Tapi begitu ke daerah Pati ke barat, atau Tuban ke timur, setahu saya, kepiting dianggap tidak haram. Maka ketika saya pergi ke Yogya, agak heran juga melihat banyak teman muslim yang makan kepiting tanpa ragu. Bagi mereka, kepiting itu halal. Kalau sekarang sih gak akan heran, teman muslim saya bahkan banyak yang makan anjing dan babi. Saya juga pernah. Sekali lagi: pernah.
Tiga hari lalu, lewat kajian Gus Baha’, saya baru tahu bagaimana ikhtiar ulama di Rembang dalam memberi hukum pada makan kepiting. Ternyata seru juga. Jadi bukan sembarangan diberi label haram. Ada begitu banyak perdebatan, kajian, dan diskusi mendalam untuk menetapkan soal kepiting.
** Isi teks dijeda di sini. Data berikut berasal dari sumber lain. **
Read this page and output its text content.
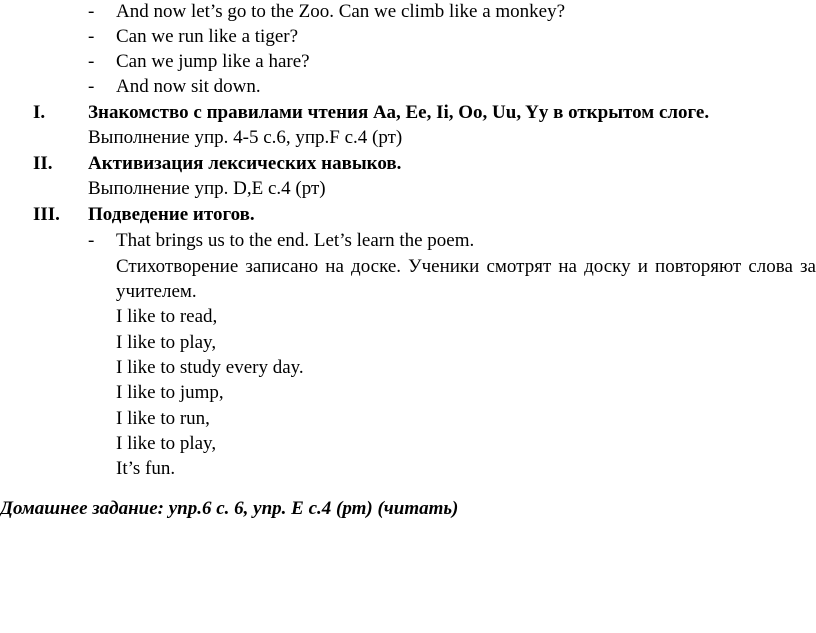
- And now let’s go to the Zoo. Can we climb like a monkey?
- Can we run like a tiger?
- Can we jump like a hare?
- And now sit down.
I. Знакомство с правилами чтения Аа, Ee, Ii, Oo, Uu, Yy в открытом слоге.
Выполнение упр. 4-5 с.6, упр.F с.4 (рт)
II. Активизация лексических навыков.
Выполнение упр. D,E с.4 (рт)
III. Подведение итогов.
- That brings us to the end. Let’s learn the poem.
Стихотворение записано на доске. Ученики смотрят на доску и повторяют слова за
учителем.
I like to read,
I like to play,
I like to study every day.
I like to jump,
I like to run,
I like to play,
It’s fun.
Домашнее задание: упр.6 с. 6, упр. Е с.4 (рт) (читать)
Menurut Gus Baha’, suatu saat Mbah Maimun Zubair waktu diskusi soal kepiting, dibantah oleh seorang kiai muda, sambil menunjukkan sebuah kitab. Sayang sebagai orang awam saya tak tahu kitab apa itu. Disebut sih di dalam pengajian Gus Baha’, tapi otak pas-pasan saya berat untuk mengingat. Dalam kitab itu, disebut binatang mirip kepiting memang haram, dan ada gambarnya. Masalahnya, setelah dihitung, jumlah kaki gambar binatang mirip kepiting itu tidak sama dengan jumlah kaki kepiting. “Jadi ini mestinya bukan kepiting, Yai…”
Mendengar itu, Mbah Maimun marah. Lalu beliau bilang: “Kalau anjing digambar dengan kaki tiga, apakah hukumnya menjadi halal?”
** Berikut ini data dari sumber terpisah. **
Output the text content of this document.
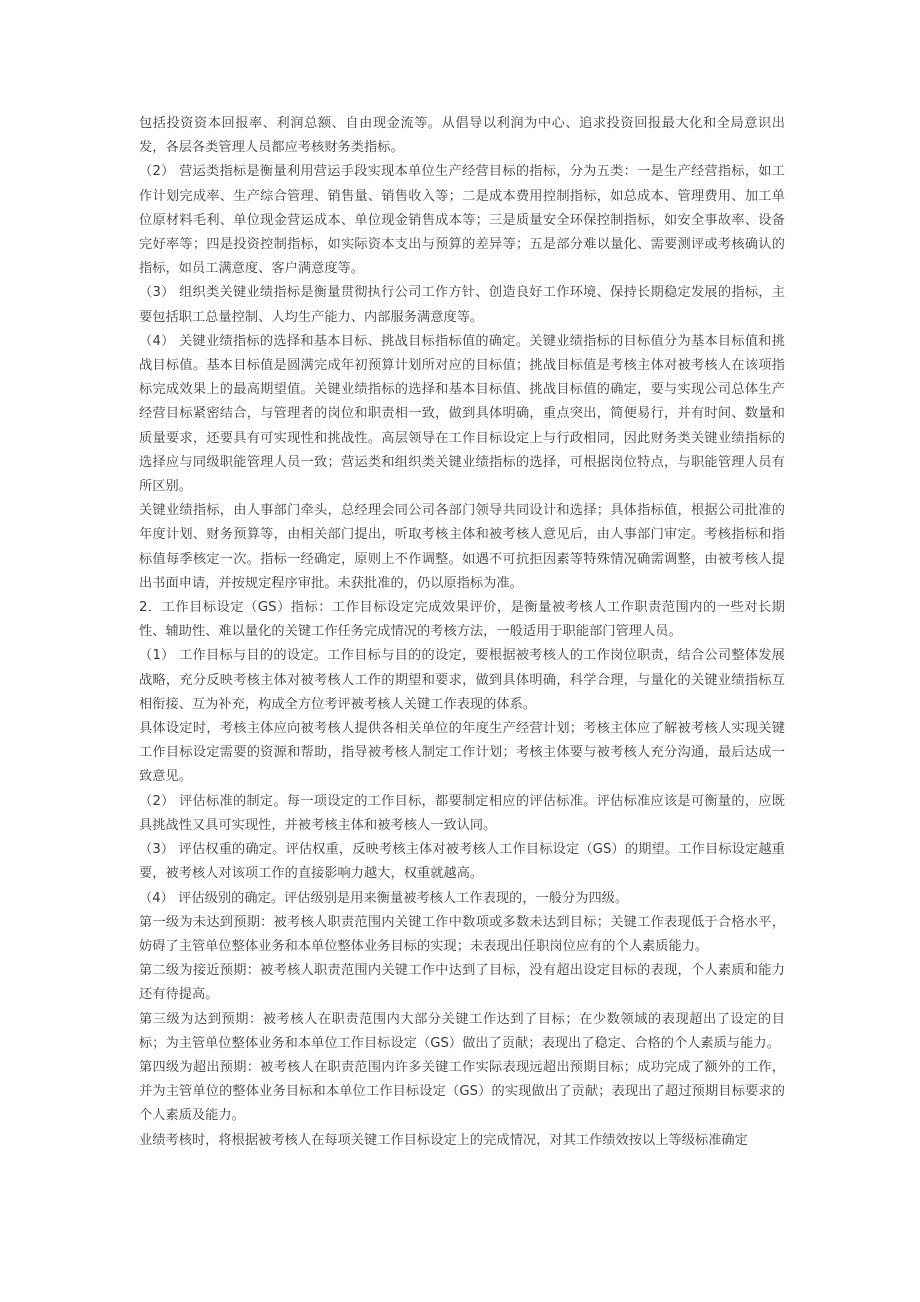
包括投资资本回报率、利润总额、自由现金流等。从倡导以利润为中心、追求投资回报最大化和全局意识出发，各层各类管理人员都应考核财务类指标。

（2） 营运类指标是衡量利用营运手段实现本单位生产经营目标的指标，分为五类：一是生产经营指标，如工作计划完成率、生产综合管理、销售量、销售收入等；二是成本费用控制指标，如总成本、管理费用、加工单位原材料毛利、单位现金营运成本、单位现金销售成本等；三是质量安全环保控制指标，如安全事故率、设备完好率等；四是投资控制指标，如实际资本支出与预算的差异等；五是部分难以量化、需要测评或考核确认的指标，如员工满意度、客户满意度等。

（3） 组织类关键业绩指标是衡量贯彻执行公司工作方针、创造良好工作环境、保持长期稳定发展的指标，主要包括职工总量控制、人均生产能力、内部服务满意度等。

（4） 关键业绩指标的选择和基本目标、挑战目标指标值的确定。关键业绩指标的目标值分为基本目标值和挑战目标值。基本目标值是圆满完成年初预算计划所对应的目标值；挑战目标值是考核主体对被考核人在该项指标完成效果上的最高期望值。关键业绩指标的选择和基本目标值、挑战目标值的确定，要与实现公司总体生产经营目标紧密结合，与管理者的岗位和职责相一致，做到具体明确，重点突出，简便易行，并有时间、数量和质量要求，还要具有可实现性和挑战性。高层领导在工作目标设定上与行政相同，因此财务类关键业绩指标的选择应与同级职能管理人员一致；营运类和组织类关键业绩指标的选择，可根据岗位特点，与职能管理人员有所区别。

关键业绩指标，由人事部门牵头，总经理会同公司各部门领导共同设计和选择；具体指标值，根据公司批准的年度计划、财务预算等，由相关部门提出，听取考核主体和被考核人意见后，由人事部门审定。考核指标和指标值每季核定一次。指标一经确定，原则上不作调整。如遇不可抗拒因素等特殊情况确需调整，由被考核人提出书面申请，并按规定程序审批。未获批准的，仍以原指标为准。

2．工作目标设定（GS）指标：工作目标设定完成效果评价，是衡量被考核人工作职责范围内的一些对长期性、辅助性、难以量化的关键工作任务完成情况的考核方法，一般适用于职能部门管理人员。

（1） 工作目标与目的的设定。工作目标与目的的设定，要根据被考核人的工作岗位职责，结合公司整体发展战略，充分反映考核主体对被考核人工作的期望和要求，做到具体明确，科学合理，与量化的关键业绩指标互相衔接、互为补充，构成全方位考评被考核人关键工作表现的体系。

具体设定时，考核主体应向被考核人提供各相关单位的年度生产经营计划；考核主体应了解被考核人实现关键工作目标设定需要的资源和帮助，指导被考核人制定工作计划；考核主体要与被考核人充分沟通，最后达成一致意见。

（2） 评估标准的制定。每一项设定的工作目标，都要制定相应的评估标准。评估标准应该是可衡量的，应既具挑战性又具可实现性，并被考核主体和被考核人一致认同。

（3） 评估权重的确定。评估权重，反映考核主体对被考核人工作目标设定（GS）的期望。工作目标设定越重要，被考核人对该项工作的直接影响力越大，权重就越高。

（4） 评估级别的确定。评估级别是用来衡量被考核人工作表现的，一般分为四级。

第一级为未达到预期：被考核人职责范围内关键工作中数项或多数未达到目标；关键工作表现低于合格水平，妨碍了主管单位整体业务和本单位整体业务目标的实现；未表现出任职岗位应有的个人素质能力。

第二级为接近预期：被考核人职责范围内关键工作中达到了目标，没有超出设定目标的表现，个人素质和能力还有待提高。

第三级为达到预期：被考核人在职责范围内大部分关键工作达到了目标；在少数领域的表现超出了设定的目标；为主管单位整体业务和本单位工作目标设定（GS）做出了贡献；表现出了稳定、合格的个人素质与能力。

第四级为超出预期：被考核人在职责范围内许多关键工作实际表现远超出预期目标；成功完成了额外的工作，并为主管单位的整体业务目标和本单位工作目标设定（GS）的实现做出了贡献；表现出了超过预期目标要求的个人素质及能力。

业绩考核时，将根据被考核人在每项关键工作目标设定上的完成情况，对其工作绩效按以上等级标准确定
Sewaktu masih menjadi santri, Gus Baha’ punya teman karib. Si teman ini waktu kecil sering makan burung semacam elang, bido, alap-alap, dan sejenisnya. Binatang itu juga hukumnya haram menurut sebagian besar ulama di Rembang. Begitu temannya tahu kalau haram, suatu saat teman Gus Baha’ ini secara serius bertanya… “Gus, apa benar bido dan elang itu haram?”
“Ya benar.”
“Kenapa?”
“Karena cengkeraman kukunya sangat kuat.” (Memang begitu dasar hukumnya).
“Lho Gus, bagaimana mereka bisa hidup dan memangsa makanan kalau cengkeraman kukunya tidak kuat?”
Mendengar itu, Gus Baha’ tertawa ngakak.